My finding that Mr. Hoover did not meet the medical standards, and the subsequent revocation of his medical certificate, was based on the diagnosis of a significant cognitive deficit and evidence of cerebral pathology. While reports from Flight Standards inspectors regarding sub-par performance at an airshow led to the special medical evaluation of Mr. Hoover, it was the medical evidence that resulted in his disqualification. The medical determination was made in consultation with nationally recognized experts in aerospace medicine, neurology, neuropsychology, and psychiatry.

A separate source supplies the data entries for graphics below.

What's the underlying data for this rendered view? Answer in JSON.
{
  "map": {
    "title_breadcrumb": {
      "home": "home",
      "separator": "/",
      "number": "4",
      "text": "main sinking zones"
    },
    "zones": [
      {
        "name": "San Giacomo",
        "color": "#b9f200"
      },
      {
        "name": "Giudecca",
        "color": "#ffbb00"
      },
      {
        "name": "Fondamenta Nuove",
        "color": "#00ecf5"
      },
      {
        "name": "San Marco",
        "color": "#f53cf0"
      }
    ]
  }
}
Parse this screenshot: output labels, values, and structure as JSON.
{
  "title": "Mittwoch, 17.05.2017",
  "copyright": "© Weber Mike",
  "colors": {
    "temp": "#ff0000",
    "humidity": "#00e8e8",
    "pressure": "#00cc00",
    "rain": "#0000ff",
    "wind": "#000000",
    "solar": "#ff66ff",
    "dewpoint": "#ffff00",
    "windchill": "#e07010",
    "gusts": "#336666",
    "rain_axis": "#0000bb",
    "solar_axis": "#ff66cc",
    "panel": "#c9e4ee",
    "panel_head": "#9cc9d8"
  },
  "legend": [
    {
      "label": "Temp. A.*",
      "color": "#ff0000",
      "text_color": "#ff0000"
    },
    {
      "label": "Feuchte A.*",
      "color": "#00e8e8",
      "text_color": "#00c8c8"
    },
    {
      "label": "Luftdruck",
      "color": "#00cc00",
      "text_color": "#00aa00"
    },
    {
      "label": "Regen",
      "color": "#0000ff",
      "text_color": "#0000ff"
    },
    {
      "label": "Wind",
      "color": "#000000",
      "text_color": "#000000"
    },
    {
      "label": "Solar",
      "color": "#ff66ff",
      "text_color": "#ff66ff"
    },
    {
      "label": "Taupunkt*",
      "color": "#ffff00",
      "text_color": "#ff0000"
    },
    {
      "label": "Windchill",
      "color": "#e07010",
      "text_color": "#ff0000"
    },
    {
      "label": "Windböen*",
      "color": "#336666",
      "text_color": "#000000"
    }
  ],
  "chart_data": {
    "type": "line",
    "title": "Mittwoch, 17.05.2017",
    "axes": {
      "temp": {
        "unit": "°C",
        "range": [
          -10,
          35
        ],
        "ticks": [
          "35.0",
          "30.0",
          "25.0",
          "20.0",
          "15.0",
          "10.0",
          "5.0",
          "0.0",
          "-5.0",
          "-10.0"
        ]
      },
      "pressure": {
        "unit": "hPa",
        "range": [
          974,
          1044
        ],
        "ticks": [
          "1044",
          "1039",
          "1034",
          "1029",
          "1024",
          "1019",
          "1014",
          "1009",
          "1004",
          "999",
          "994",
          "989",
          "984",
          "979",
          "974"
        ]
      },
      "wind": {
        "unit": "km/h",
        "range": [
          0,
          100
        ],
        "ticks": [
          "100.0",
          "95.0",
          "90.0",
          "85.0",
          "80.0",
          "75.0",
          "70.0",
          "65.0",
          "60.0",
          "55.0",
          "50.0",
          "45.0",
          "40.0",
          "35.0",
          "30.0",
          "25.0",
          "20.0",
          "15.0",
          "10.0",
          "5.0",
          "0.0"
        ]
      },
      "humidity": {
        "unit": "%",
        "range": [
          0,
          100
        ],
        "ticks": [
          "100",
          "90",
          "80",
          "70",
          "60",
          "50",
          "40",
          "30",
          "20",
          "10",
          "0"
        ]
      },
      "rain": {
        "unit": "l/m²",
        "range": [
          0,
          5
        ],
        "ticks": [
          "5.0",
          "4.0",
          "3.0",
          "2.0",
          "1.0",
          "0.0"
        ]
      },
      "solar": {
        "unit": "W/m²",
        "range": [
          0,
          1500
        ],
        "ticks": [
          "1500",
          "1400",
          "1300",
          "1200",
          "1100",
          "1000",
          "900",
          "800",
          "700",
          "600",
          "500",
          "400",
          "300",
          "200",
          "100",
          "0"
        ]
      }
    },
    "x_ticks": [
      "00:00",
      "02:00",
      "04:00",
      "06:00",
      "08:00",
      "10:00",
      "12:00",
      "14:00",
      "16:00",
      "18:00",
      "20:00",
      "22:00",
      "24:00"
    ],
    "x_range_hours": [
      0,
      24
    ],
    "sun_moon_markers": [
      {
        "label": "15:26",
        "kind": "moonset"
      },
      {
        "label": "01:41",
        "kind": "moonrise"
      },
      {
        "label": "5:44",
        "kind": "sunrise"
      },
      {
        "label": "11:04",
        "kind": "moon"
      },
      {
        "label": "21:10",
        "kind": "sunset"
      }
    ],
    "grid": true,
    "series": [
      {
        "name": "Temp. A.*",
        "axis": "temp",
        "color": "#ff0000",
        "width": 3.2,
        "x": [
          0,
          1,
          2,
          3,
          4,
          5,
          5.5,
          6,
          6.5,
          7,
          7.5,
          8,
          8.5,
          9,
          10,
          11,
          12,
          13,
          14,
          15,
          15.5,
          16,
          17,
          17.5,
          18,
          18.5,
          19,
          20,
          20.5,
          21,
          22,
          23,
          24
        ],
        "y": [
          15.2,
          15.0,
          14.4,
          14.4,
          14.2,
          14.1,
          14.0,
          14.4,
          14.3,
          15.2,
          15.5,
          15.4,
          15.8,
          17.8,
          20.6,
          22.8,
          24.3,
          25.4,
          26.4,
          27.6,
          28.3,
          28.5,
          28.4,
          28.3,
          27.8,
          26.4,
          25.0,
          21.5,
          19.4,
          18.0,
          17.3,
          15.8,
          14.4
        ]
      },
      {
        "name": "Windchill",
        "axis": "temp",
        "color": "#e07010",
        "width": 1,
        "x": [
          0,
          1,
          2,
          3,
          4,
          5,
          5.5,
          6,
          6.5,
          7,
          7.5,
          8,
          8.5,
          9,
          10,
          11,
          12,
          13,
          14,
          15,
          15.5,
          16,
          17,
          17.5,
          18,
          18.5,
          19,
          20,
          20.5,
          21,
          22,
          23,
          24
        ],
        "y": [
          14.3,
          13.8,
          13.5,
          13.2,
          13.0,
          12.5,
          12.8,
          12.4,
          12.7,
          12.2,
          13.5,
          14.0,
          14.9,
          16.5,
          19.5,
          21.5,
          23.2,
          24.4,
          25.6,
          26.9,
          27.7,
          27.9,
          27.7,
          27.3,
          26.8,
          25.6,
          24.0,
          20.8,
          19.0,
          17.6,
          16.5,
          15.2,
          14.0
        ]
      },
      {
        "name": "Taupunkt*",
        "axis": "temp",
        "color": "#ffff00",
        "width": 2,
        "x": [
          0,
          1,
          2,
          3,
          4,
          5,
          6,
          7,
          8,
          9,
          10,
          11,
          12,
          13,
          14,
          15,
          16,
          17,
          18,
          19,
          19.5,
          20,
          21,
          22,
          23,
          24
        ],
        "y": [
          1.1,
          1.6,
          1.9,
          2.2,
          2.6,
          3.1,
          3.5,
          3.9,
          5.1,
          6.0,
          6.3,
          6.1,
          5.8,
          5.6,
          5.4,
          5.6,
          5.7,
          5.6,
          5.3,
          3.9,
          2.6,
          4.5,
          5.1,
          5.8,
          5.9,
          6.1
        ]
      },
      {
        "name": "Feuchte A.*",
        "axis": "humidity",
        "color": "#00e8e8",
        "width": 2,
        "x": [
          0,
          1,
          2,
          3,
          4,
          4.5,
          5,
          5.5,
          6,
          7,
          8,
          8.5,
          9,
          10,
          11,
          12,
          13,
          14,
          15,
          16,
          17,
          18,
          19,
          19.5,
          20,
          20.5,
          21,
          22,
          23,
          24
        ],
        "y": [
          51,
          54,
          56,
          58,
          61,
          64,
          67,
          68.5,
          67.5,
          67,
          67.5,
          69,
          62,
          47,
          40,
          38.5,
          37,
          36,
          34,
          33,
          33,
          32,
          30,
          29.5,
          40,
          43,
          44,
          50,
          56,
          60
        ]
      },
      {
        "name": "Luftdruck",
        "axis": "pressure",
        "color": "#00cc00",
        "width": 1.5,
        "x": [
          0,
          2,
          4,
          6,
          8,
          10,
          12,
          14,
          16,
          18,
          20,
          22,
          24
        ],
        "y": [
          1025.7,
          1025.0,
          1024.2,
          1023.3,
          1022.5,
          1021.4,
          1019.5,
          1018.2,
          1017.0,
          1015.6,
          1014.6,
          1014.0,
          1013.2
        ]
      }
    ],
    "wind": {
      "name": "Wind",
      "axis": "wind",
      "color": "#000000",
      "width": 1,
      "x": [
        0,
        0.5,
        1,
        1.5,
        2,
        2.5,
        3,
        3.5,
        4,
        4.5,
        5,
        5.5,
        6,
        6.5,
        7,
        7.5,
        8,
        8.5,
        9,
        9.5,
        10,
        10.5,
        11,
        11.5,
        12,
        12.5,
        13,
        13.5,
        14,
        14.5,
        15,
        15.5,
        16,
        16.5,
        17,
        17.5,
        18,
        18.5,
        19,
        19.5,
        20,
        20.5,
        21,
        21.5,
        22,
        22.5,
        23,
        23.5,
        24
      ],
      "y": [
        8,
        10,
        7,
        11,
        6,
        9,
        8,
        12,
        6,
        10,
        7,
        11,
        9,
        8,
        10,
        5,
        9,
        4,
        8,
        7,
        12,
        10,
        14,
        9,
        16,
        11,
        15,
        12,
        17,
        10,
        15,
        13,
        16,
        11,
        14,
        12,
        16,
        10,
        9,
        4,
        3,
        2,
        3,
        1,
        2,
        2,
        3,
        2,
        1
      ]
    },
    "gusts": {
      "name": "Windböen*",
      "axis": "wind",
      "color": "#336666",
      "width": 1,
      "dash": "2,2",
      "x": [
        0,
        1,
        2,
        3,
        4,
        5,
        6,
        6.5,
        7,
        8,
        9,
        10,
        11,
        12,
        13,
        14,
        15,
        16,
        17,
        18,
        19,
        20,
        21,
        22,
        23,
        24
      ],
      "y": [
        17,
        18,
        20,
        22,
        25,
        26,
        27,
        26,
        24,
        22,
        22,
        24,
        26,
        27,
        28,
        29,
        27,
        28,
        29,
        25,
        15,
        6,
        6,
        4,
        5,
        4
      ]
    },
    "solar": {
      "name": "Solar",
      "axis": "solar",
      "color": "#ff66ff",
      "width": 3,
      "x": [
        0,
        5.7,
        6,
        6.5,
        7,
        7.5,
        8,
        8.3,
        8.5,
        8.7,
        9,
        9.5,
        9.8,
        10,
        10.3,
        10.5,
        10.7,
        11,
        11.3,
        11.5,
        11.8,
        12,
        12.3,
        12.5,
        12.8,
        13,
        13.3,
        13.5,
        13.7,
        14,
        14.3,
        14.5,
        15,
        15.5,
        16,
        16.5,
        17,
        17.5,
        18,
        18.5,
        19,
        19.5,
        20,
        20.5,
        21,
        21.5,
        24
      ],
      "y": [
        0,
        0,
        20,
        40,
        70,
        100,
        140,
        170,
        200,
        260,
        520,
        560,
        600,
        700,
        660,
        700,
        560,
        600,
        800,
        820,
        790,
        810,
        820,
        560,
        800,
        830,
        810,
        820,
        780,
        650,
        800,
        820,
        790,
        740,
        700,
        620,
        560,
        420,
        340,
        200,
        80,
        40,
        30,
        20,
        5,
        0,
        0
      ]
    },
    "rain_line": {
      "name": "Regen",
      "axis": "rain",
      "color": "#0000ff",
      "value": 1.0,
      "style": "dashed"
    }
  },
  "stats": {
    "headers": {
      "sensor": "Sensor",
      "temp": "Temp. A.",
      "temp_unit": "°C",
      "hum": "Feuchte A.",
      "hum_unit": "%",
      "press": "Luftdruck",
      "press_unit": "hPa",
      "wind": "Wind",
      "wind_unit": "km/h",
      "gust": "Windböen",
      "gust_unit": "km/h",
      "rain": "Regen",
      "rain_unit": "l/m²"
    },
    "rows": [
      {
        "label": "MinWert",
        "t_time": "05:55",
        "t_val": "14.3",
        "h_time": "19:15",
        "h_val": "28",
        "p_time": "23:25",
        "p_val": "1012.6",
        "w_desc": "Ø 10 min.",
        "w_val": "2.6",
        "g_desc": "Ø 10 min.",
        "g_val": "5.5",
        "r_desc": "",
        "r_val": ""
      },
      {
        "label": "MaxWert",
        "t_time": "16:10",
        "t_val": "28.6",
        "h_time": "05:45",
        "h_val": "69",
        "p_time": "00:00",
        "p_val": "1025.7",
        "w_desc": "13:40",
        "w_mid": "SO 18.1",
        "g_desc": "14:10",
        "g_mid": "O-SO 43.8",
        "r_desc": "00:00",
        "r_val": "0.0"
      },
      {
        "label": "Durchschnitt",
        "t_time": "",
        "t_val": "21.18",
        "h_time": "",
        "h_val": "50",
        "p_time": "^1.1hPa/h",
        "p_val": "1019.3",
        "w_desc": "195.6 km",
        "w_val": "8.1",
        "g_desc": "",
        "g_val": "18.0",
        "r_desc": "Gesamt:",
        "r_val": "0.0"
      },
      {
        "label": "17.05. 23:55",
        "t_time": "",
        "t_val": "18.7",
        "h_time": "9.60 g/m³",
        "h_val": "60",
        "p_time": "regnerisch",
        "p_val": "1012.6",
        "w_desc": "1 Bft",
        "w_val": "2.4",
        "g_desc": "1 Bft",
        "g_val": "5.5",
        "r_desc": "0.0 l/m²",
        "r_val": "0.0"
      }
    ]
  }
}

The pressures to find Mr. Hoover qualified were significant, but with the medical evidence available, it was clear that to do so would place the public - and Mr. Hoover - at an unacceptable risk. Following the revocation, the matter of Mr. Hoover's eligibility for certification was pursued through the review process provided by the National Transportation Safety Board and in the Federal courts. The agency's action in revoking the certificate, while reversed by the NTSB's Administrative Law Judge, was affirmed in a clearly written and strongly worded decision by the Full Board. That decision was subsequently affirmed by the United States Court of Appeals for the District of Columbia. The United States Court refused to hear a further appeal.
Following conclusion of the legal proceedings, Mr. Hoover requested reconsideration. In view of the length of time since his last evaluations, I agreed to consider the special issuance of a medical certificate, to be based on the results of a new assessment. Repeat studies revealed some unexpected normalizing changes in his clinical condition.
In view of this new information, I concluded that Mr. Hoover could be issued a second-class medical certificate that, although limited and conditioned on comprehensive follow-up evaluations by a physician of our choosing, would allow him to perform in airshows.
The opportunity for reconsideration that was afforded Mr. Hoover is the opportunity that is afforded to any airman who seeks medical certification. A decision once made is not considered ever binding if there is a change in circumstances.
While it is regrettable that Mr. Hoover's disqualification created so much controversy, I continue to firmly believe that the original decision was appropriate, given the clinical evidence. In addition, however, I also believe that the final outcome graphically demonstrates the fairness of the certification system and the protection provided airmen by the process we use in applying our certification standards.